The clarified water is dosed with sodium hypochlorite prior to storage to prevent bacterial growth and is then filtered using three Duo two stage filters. The first stage filters are multimedia (sand and anthracite) followed by granular activated carbon to further reduce suspended solids and ensure that organics and oil are removed to an acceptable level for demineralisation. Filter backwash water is recovered and returned to the 600m3 raw water storage tank.

The Demineralisation section has two stages: reverse osmosis and ion exchange. The filtered water passes through three Sirion MegaRO reverse osmosis units to reduce dissolved impurities by up to 98% and organic matter by up to 99%. The high pressure pumps use variable speed drives to minimise power consumption. Reject water from the reverse osmosis units is collected and used for backwashing the filters. A mobile cleaning-in-place system is provided for membrane cleaning.
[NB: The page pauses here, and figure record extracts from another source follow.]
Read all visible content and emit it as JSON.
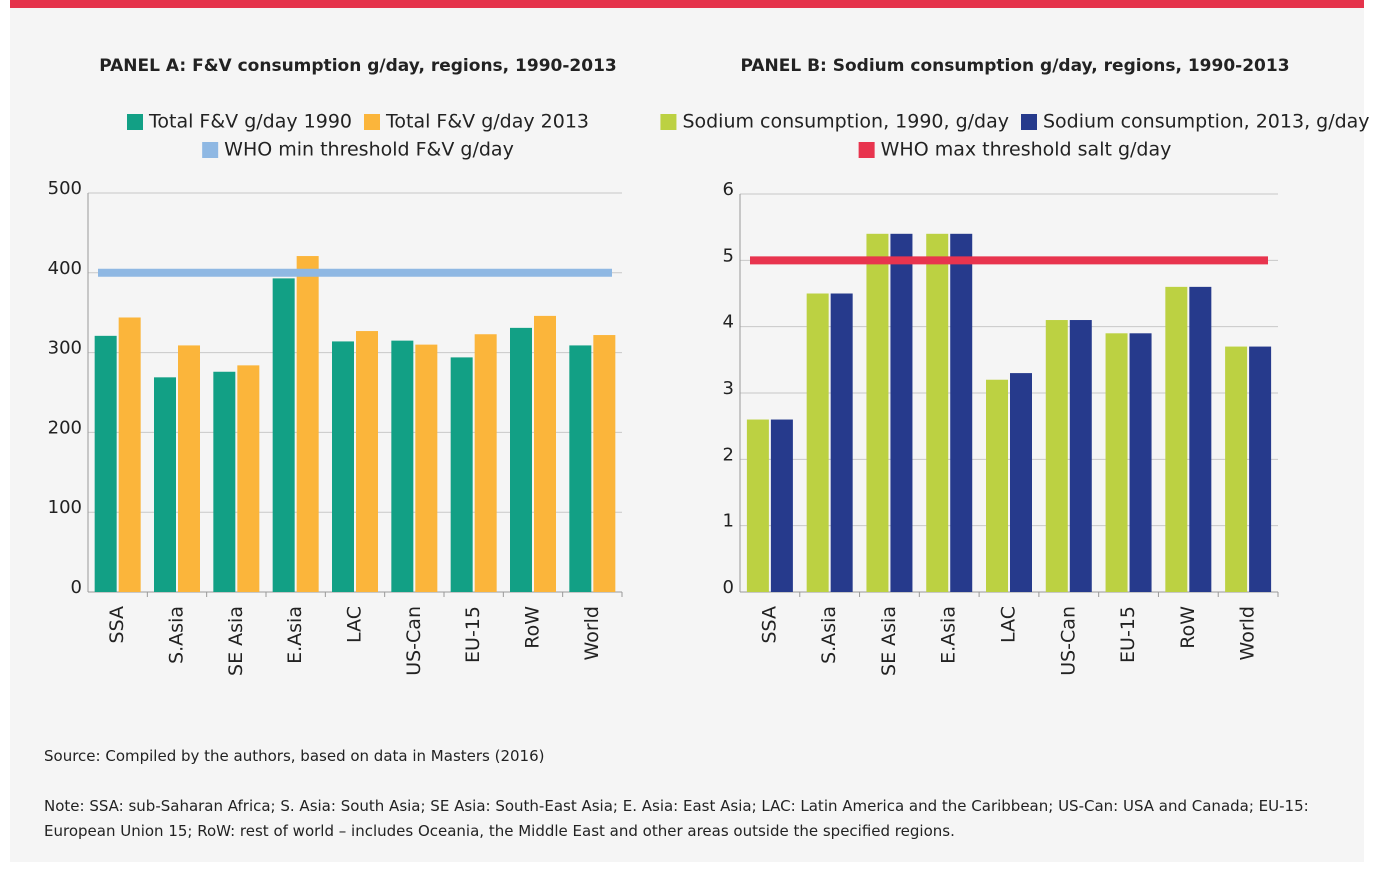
{
  "chart_data": [
    {
      "type": "bar",
      "title": "PANEL A: F&V consumption g/day, regions, 1990-2013",
      "categories": [
        "SSA",
        "S.Asia",
        "SE Asia",
        "E.Asia",
        "LAC",
        "US-Can",
        "EU-15",
        "RoW",
        "World"
      ],
      "series": [
        {
          "name": "Total F&V g/day 1990",
          "color": "#12a085",
          "values": [
            321,
            269,
            276,
            393,
            314,
            315,
            294,
            331,
            309
          ]
        },
        {
          "name": "Total F&V g/day 2013",
          "color": "#fbb53b",
          "values": [
            344,
            309,
            284,
            421,
            327,
            310,
            323,
            346,
            322
          ]
        }
      ],
      "threshold": {
        "name": "WHO min threshold F&V g/day",
        "color": "#8fb8e3",
        "value": 400
      },
      "ylim": [
        0,
        500
      ],
      "yticks": [
        0,
        100,
        200,
        300,
        400,
        500
      ],
      "grid": true
    },
    {
      "type": "bar",
      "title": "PANEL B: Sodium consumption g/day, regions, 1990-2013",
      "categories": [
        "SSA",
        "S.Asia",
        "SE Asia",
        "E.Asia",
        "LAC",
        "US-Can",
        "EU-15",
        "RoW",
        "World"
      ],
      "series": [
        {
          "name": "Sodium consumption, 1990, g/day",
          "color": "#bcd142",
          "values": [
            2.6,
            4.5,
            5.4,
            5.4,
            3.2,
            4.1,
            3.9,
            4.6,
            3.7
          ]
        },
        {
          "name": "Sodium consumption, 2013, g/day",
          "color": "#263a8c",
          "values": [
            2.6,
            4.5,
            5.4,
            5.4,
            3.3,
            4.1,
            3.9,
            4.6,
            3.7
          ]
        }
      ],
      "threshold": {
        "name": "WHO max threshold salt g/day",
        "color": "#e8344e",
        "value": 5
      },
      "ylim": [
        0,
        6
      ],
      "yticks": [
        0,
        1,
        2,
        3,
        4,
        5,
        6
      ],
      "grid": true
    }
  ],
  "source": "Source: Compiled by the authors, based on data in Masters (2016)",
  "note": "Note: SSA: sub-Saharan Africa; S. Asia: South Asia; SE Asia: South-East Asia; E. Asia: East Asia; LAC: Latin America and the Caribbean; US-Can: USA and Canada; EU-15: European Union 15; RoW: rest of world – includes Oceania, the Middle East and other areas outside the specified regions."
}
RO Permeate is collected in a permeate storage tank and pumped to three Rapide Strata ion exchange demineralisation units. These each comprise cation exchange, anion exchange and a HiPol cation polisher. The advanced short-cycle regeneration sequence and stratified anion bed allows regeneration in less than 60 minutes plus reduced chemical and regeneration water consumption compared to conventional ion exchange plant. Demineralised water is stored in a 1200m3 Treated Water Tank with online quality monitoring for conductivity, sodium and silica.

The plant was commissioned early in 2013 and has performed consistently over twelve months in which it has seen a full range of seasonal river water quality variation. It has proved cost effective and the in-plant water recycling and low chemical consumption has met Tata Steel’s water footprint and sustainability goals.